La “singolarità” di Franzosini va dunque oltre la sua predilezione evidente per quelle che Giuseppe Pontiggia avrebbe chiamato “vite di uomini non illustri”. Predilezione che s’inserisce tra l’altro in un preciso filone contemporaneo, che potremmo definire “microbiografico” o più in generale “microromanzesco”, e che ha in Jean Echenoz, Pierre Michon e, in parte, nel Bolaño di La letteratura nazista in America gli esempi forse più rappresentativi; senza dimenticare i due antesignani del (micro)genere, il già menzionato Schwob e Félix Fénéon, che guarda caso compare fra i personaggi del Grande trampoliere (a quando una microbiografia dedicata al romanziere in tre righe, firmata Franzosini?).
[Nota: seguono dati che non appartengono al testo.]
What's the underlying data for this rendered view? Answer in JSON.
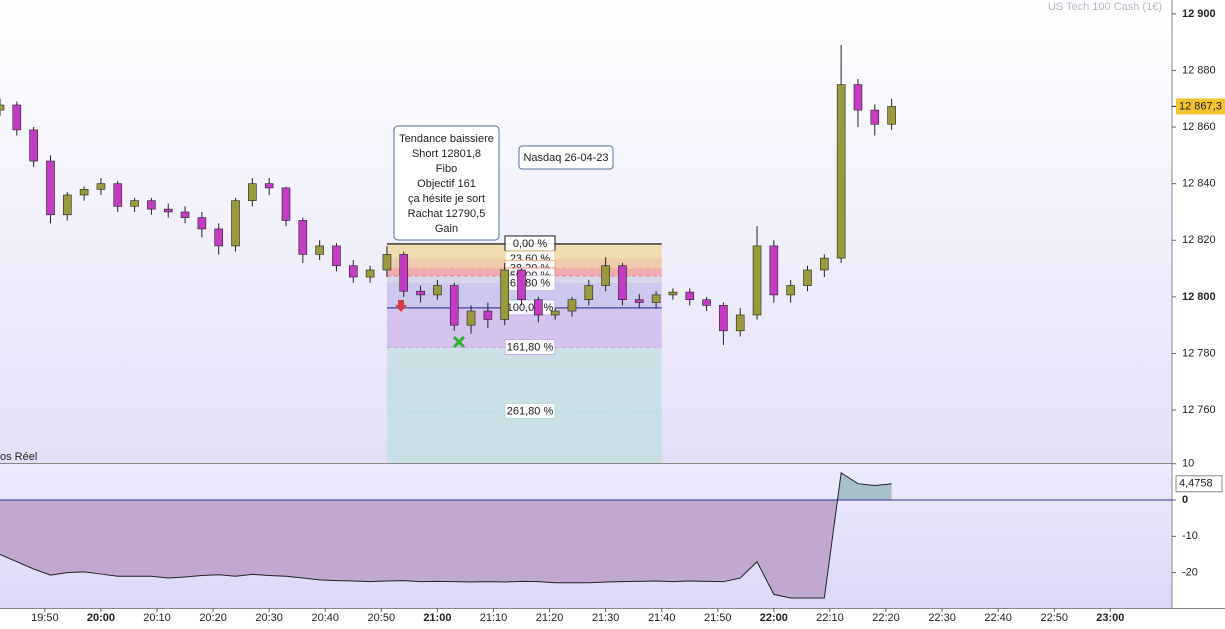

Quello che più di ogni altra cosa sorprende e desta curiosità in Franzosini è semmai il suo destino critico. A lungo autore per (felici) pochi, parco nella produzione letteraria, con grandi silenzi fra un libro e l’altro (quindici anni separano Bela Lugosi, del 1998, da Sotto il nome del cardinale), talvolta fin troppo cosciente dei propri limiti («Non vorrei finire per essere lo scrittore delle vite eccentriche... poi, chissà, forse sono capace di fare solo quello»), più o meno a partire da Questa vita tuttavia mi pesa molto (2015) Franzosini è diventato un autore di culto,  (addirittura, come ha scritto qualcuno, “il nostro Bolaño”: esagerato) seguito con grande attenzione soprattutto dalla critica più giovane, che in qualche caso ha esaminato la sua opera complessiva con sorprendente puntualità

 

C’è da domandarsi se davvero sia soltanto una questione di politiche editoriali (la comprovata abilità adelphiana nel trasformare ogni outsider di talento in un piccolo caso letterario), o magari del crescente interesse, anche qui da noi, per l’ibridazione tra fiction e non-fiction. Forse c’entra l’eterno fascino dell’irregolare? Spesso è stato scritto che Franzosini (persona di grande cordialità e discrezione, per chi ha avuto il piacere di incontrarlo) assomiglia ai personaggi di cui racconta le storie. Ma l’irregolare autentico e il bizzarro, come ha detto qualcuno, non sono affatto la stessa cosa. L’irregolare allarga i confini della propria disciplina, mentre il bizzarro si limita a ricamare, anche sapientemente, l'orlo della stoffa. È difficile distinguerli a una prima occhiata, ma un segno c'è: i veri irregolari, i “minori-maggiori”, contagiano gli altri con la loro irregolarità. Arthur Cravan, il discolaccio che dava del “rinoceronte” ad Apollinaire e perdeva agli scacchi con Duchamp, quasi senza saperlo ha anticipato Tristan Tzara e André Breton, il quale avrebbe in seguito riconosciuto in lui nientemeno che «la pura dimensione del genio, allo stato grezzo». Accadrà lo stesso a Edgardo Franzosini e al suo sterminato archivio di vite eccentriche? Da semplice lettore, lo confesso, ne sarei molto contento.